Basis for complex representation with symmetric bilinear form For a finite group $G$, if a complex irreducible representation $\rho:G\to\mathrm{GL}(V)$ has a $G$-invariant nondegenerate symmetric bilinear form $B:V\times V\to\mathbb{C}$, then there is a basis of $V$ with respect to which each matrix of each $\rho_g$ has only real entries.  My question is whether there is some direct way of seeing this or producing such a basis.
First, the reason I know this is true is through the Schur indicator.  Since there is a $G$-invariant nondegenerate symmetric bilinear form, the representation $S^2V^*$ is nontrivial, and since $\hom_G(V,V^*)=V^*\otimes V^*=S^2V^*\oplus \Lambda^2V^*$, this implies $V$  and $V^*$ are isomorphic representations.  In particular, taking $V^{\mathbb{R}}$ to be real representation obtained from $\mathbb{C}$ as an algebra over $\mathbb{R}$, $(\chi_{\rho^{\mathbb{R}}},\chi_{\rho^{\mathbb{R}}})=4$ since  $\chi_{\rho^{\mathbb{R}}}=\chi_{\rho}+\chi_{\rho^*}$.  The possibilities for $\operatorname{End}_G(V^{\mathbb{R}})$ with this dimension are either $\mathbb{H}$ or $M_2(\mathbb{R})$, the algebra of $2\times 2$ matrices over $\mathbb{R}$, and since $\rho$ does not admit a skew-symmetric $G$-invariant bilinear form, it cannot be $\mathbb{H}$.  Then, $M_2(\mathbb{R})$ has projection matrices, so we can project onto a $V$ in $V^{\mathbb{R}}$.  Since the matrices of $\rho^{\mathbb{R}}$ with respect to any basis have real entries, we can obtain a basis of the original $V$ where the matrices have real entries.
Second, it is not enough (as far as I can tell) to simply take some orthonormal basis of $V$ with respect to $B$.  If $e_1,\dots,e_n$ are such an orthonormal basis, and if $A_g$ is the matrix of $\rho_g$ with respect to this basis, then $G$-invariance gives $A_{g^{-1}}=A_g^T$, so $A_g^TA_g=I_n$ for all $g$, which means the matrices are complex orthogonal matrices.  If it were true that there is a $G$-invariant Hermitian form for which $e_1,\dots,e_n$ are orthogonal, then $A_g^*=A_g^T$, implying $A_g$ has real entries.

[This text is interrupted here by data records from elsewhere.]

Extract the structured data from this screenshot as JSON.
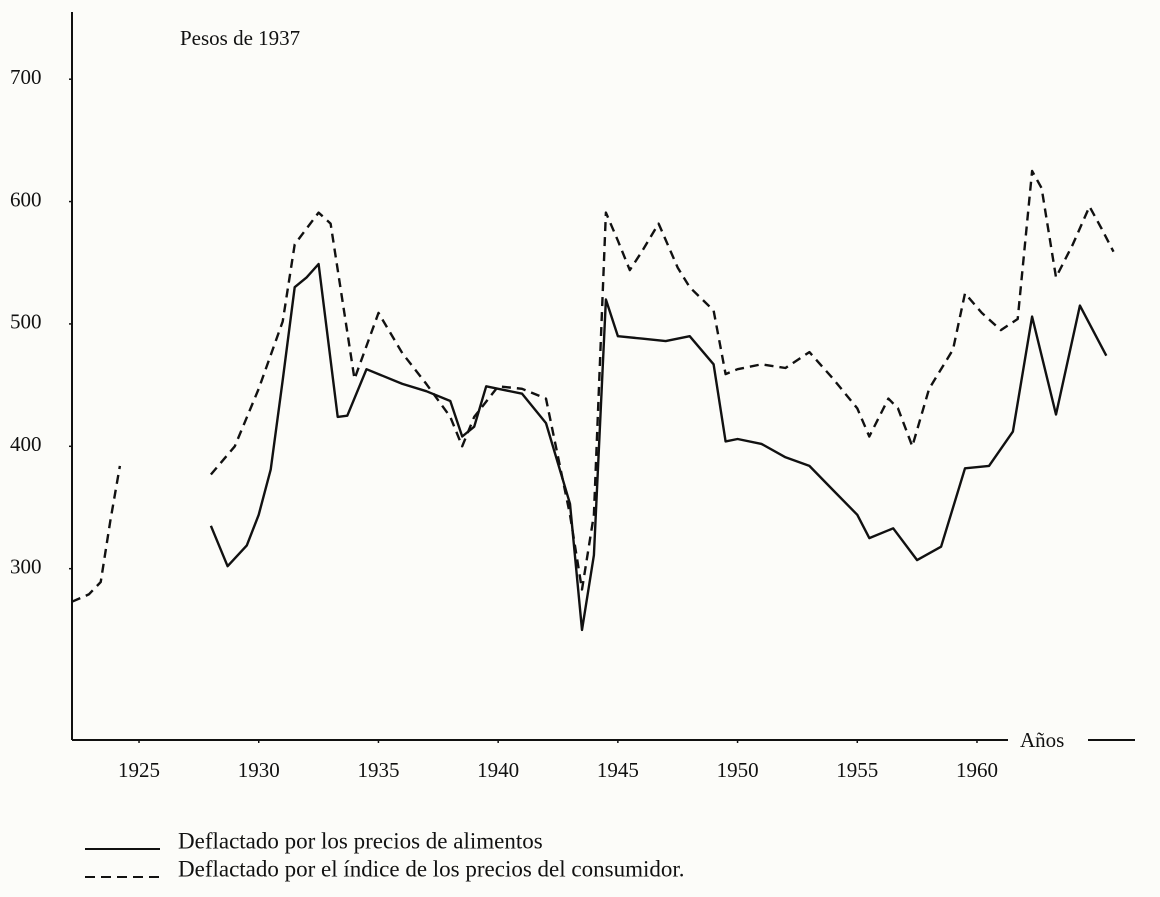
{
  "chart_data": {
    "type": "line",
    "ylabel": "Pesos de 1937",
    "xlabel": "Años",
    "xlim": [
      1922.2,
      1966.6
    ],
    "ylim": [
      160,
      750
    ],
    "xticks": [
      1925,
      1930,
      1935,
      1940,
      1945,
      1950,
      1955,
      1960
    ],
    "yticks": [
      300,
      400,
      500,
      600,
      700
    ],
    "series": [
      {
        "name": "Deflactado por los precios de alimentos",
        "color": "#111111",
        "dash": "solid",
        "x": [
          1928,
          1928.7,
          1929.5,
          1930,
          1930.5,
          1931,
          1931.5,
          1932,
          1932.5,
          1933.3,
          1933.7,
          1934.5,
          1935,
          1936,
          1937,
          1938,
          1938.5,
          1939,
          1939.5,
          1940,
          1941,
          1942,
          1943,
          1943.5,
          1944,
          1944.5,
          1945,
          1946,
          1947,
          1948,
          1949,
          1949.5,
          1950,
          1951,
          1952,
          1953,
          1954,
          1955,
          1955.5,
          1956.5,
          1957.5,
          1958.5,
          1959.5,
          1960.5,
          1961.5,
          1962.3,
          1963.3,
          1964.3,
          1965.4
        ],
        "values": [
          335,
          302,
          319,
          344,
          381,
          454,
          530,
          538,
          549,
          424,
          425,
          463,
          459,
          451,
          445,
          437,
          408,
          416,
          449,
          447,
          443,
          419,
          353,
          250,
          311,
          520,
          490,
          488,
          486,
          490,
          467,
          404,
          406,
          402,
          391,
          384,
          364,
          344,
          325,
          333,
          307,
          318,
          382,
          384,
          412,
          506,
          426,
          515,
          474
        ]
      },
      {
        "name": "Deflactado por el índice de los precios del consumidor.",
        "color": "#111111",
        "dash": "dashed",
        "x": [
          1922.2,
          1922.9,
          1923.4,
          1923.8,
          1924.2,
          1925,
          1928,
          1929,
          1930,
          1931,
          1931.5,
          1932,
          1932.5,
          1933,
          1934,
          1935,
          1936,
          1937,
          1938,
          1938.5,
          1939,
          1940,
          1941,
          1942,
          1943,
          1943.5,
          1944,
          1944.5,
          1945,
          1945.5,
          1946,
          1946.7,
          1947.5,
          1948,
          1949,
          1949.5,
          1950,
          1951,
          1952,
          1953,
          1954,
          1955,
          1955.5,
          1956.3,
          1956.7,
          1957.3,
          1958,
          1959,
          1959.5,
          1960.2,
          1961,
          1961.7,
          1962.3,
          1962.7,
          1963.3,
          1964,
          1964.7,
          1965.2,
          1965.7
        ],
        "values": [
          273,
          279,
          289,
          339,
          384,
          null,
          377,
          400,
          447,
          502,
          565,
          578,
          591,
          582,
          455,
          509,
          476,
          451,
          424,
          400,
          424,
          449,
          447,
          439,
          344,
          283,
          344,
          591,
          568,
          544,
          559,
          582,
          546,
          530,
          511,
          459,
          463,
          467,
          464,
          477,
          455,
          431,
          408,
          439,
          431,
          400,
          447,
          479,
          525,
          509,
          495,
          504,
          625,
          611,
          538,
          565,
          596,
          578,
          559
        ]
      }
    ]
  }
}
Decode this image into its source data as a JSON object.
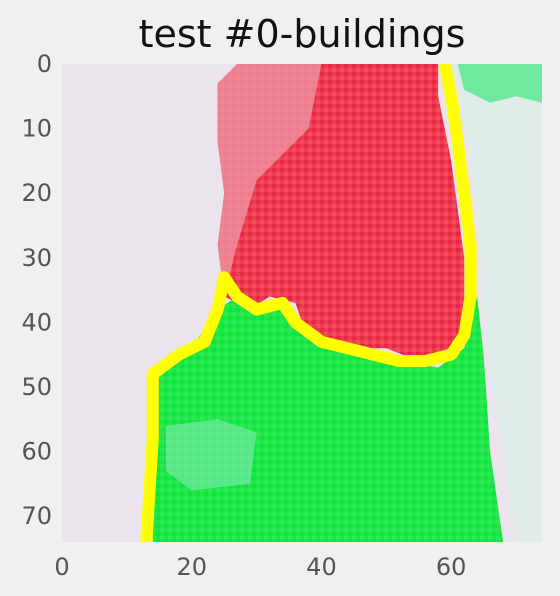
{
  "chart_data": {
    "type": "heatmap",
    "title": "test #0-buildings",
    "xlabel": "",
    "ylabel": "",
    "xlim": [
      0,
      74
    ],
    "ylim": [
      74,
      0
    ],
    "xticks": [
      0,
      20,
      40,
      60
    ],
    "yticks": [
      0,
      10,
      20,
      30,
      40,
      50,
      60,
      70
    ],
    "grid": false,
    "colors": {
      "background": "#ece4ec",
      "building_light": "#ef8f9f",
      "building_dark": "#ee2a40",
      "ground_green": "#1aea44",
      "ground_light": "#6fe9a0",
      "boundary": "#ffff00",
      "right_strip": "#e0ece9"
    },
    "regions": [
      {
        "name": "building",
        "color": "#ee4a5e",
        "polygon": [
          [
            24,
            3
          ],
          [
            27,
            0
          ],
          [
            58,
            0
          ],
          [
            58,
            5
          ],
          [
            60,
            15
          ],
          [
            62,
            30
          ],
          [
            62,
            40
          ],
          [
            61,
            45
          ],
          [
            55,
            46
          ],
          [
            50,
            44
          ],
          [
            44,
            44
          ],
          [
            40,
            42
          ],
          [
            37,
            40
          ],
          [
            36,
            37
          ],
          [
            32,
            36
          ],
          [
            29,
            38
          ],
          [
            25,
            36
          ],
          [
            24,
            28
          ],
          [
            25,
            20
          ],
          [
            24,
            12
          ]
        ]
      },
      {
        "name": "ground",
        "color": "#1aea44",
        "polygon": [
          [
            14,
            74
          ],
          [
            14,
            48
          ],
          [
            20,
            44
          ],
          [
            24,
            38
          ],
          [
            27,
            36
          ],
          [
            30,
            38
          ],
          [
            34,
            36
          ],
          [
            36,
            40
          ],
          [
            40,
            44
          ],
          [
            46,
            45
          ],
          [
            52,
            46
          ],
          [
            58,
            47
          ],
          [
            62,
            44
          ],
          [
            64,
            36
          ],
          [
            65,
            45
          ],
          [
            66,
            60
          ],
          [
            68,
            74
          ]
        ]
      },
      {
        "name": "upper-right",
        "color": "#e0ece9",
        "polygon": [
          [
            60,
            0
          ],
          [
            74,
            0
          ],
          [
            74,
            74
          ],
          [
            70,
            74
          ],
          [
            68,
            60
          ],
          [
            66,
            48
          ],
          [
            65,
            36
          ],
          [
            64,
            25
          ],
          [
            63,
            15
          ]
        ]
      }
    ],
    "boundary_line": [
      [
        13,
        74
      ],
      [
        14,
        58
      ],
      [
        14,
        48
      ],
      [
        18,
        45
      ],
      [
        22,
        43
      ],
      [
        24,
        38
      ],
      [
        25,
        33
      ],
      [
        27,
        36
      ],
      [
        30,
        38
      ],
      [
        34,
        37
      ],
      [
        36,
        40
      ],
      [
        40,
        43
      ],
      [
        44,
        44
      ],
      [
        48,
        45
      ],
      [
        52,
        46
      ],
      [
        56,
        46
      ],
      [
        60,
        45
      ],
      [
        62,
        42
      ],
      [
        63,
        36
      ],
      [
        63,
        28
      ],
      [
        62,
        20
      ],
      [
        61,
        12
      ],
      [
        60,
        5
      ],
      [
        59,
        0
      ]
    ]
  }
}
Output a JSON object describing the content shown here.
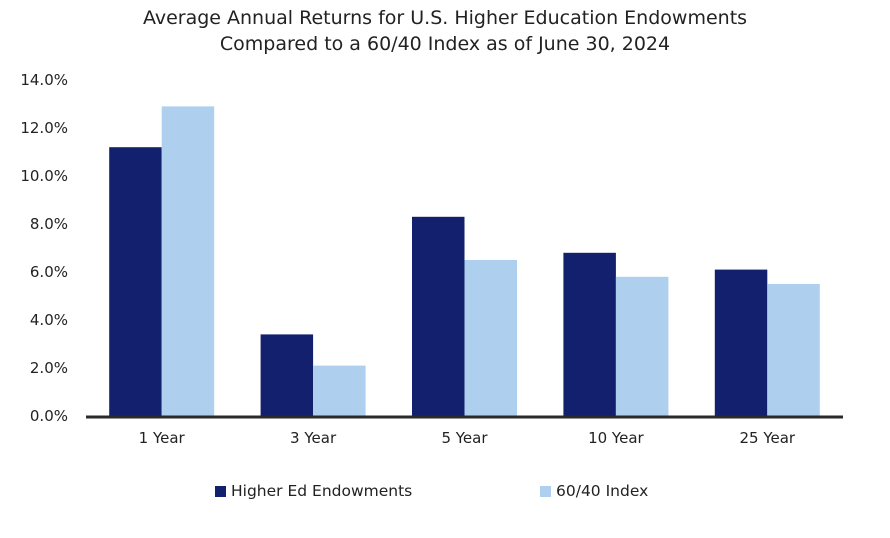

 A: Let $\langle-,-\rangle:V\times V\to\mathbb{C}$ denote a $G$-invariant Hermitian form on $V$, which is $\mathbb{C}$-linear in the second variable and $\mathbb{C}$-antilinear in the first variable.  Then the map $V\to V^*$ given by $v\mapsto\langle v,-\rangle$ is a $\mathbb{C}$-antilinear $G$-invariant isomorphism (of vector spaces).  We can then compose this with the $\mathbb{C}$-linear $G$-invariant isomorphism $V^*\to V$ coming from the $G$-invariant nondegenerate symmetric form $(-,-)$.  The composition of these two maps, which I will denote $\tilde{\sigma}:V\to V$, is then a $G$-invariant $\mathbb{C}$-antilinear automorphism of $V$.
Now $\tilde{\sigma}^2:V\to V$ will be a $G$-invariant $\mathbb{C}$-linear automorphism of $V$, and so by Schur's lemma is multiplication by some scalar $\lambda\in\mathbb{C}$.  Define $\sigma:=\frac{1}{\sqrt{\lambda}}\tilde{\sigma}$, and then $\sigma$ is a $G$-invariant $\mathbb{C}$-linear involution.  It follows that $V^\sigma$, the fixed points of $\sigma$, is a real vector space with a $\mathbb{R}$-linear $G$-action such that $V^\sigma\otimes_\mathbb{R}\mathbb{C}\cong V$.  Choosing a basis of $V^\sigma$ as a real vector space gives the desired basis of $V$ as a complex vector space (i.e. the matrices $\rho_g$ will be real with respect to this basis).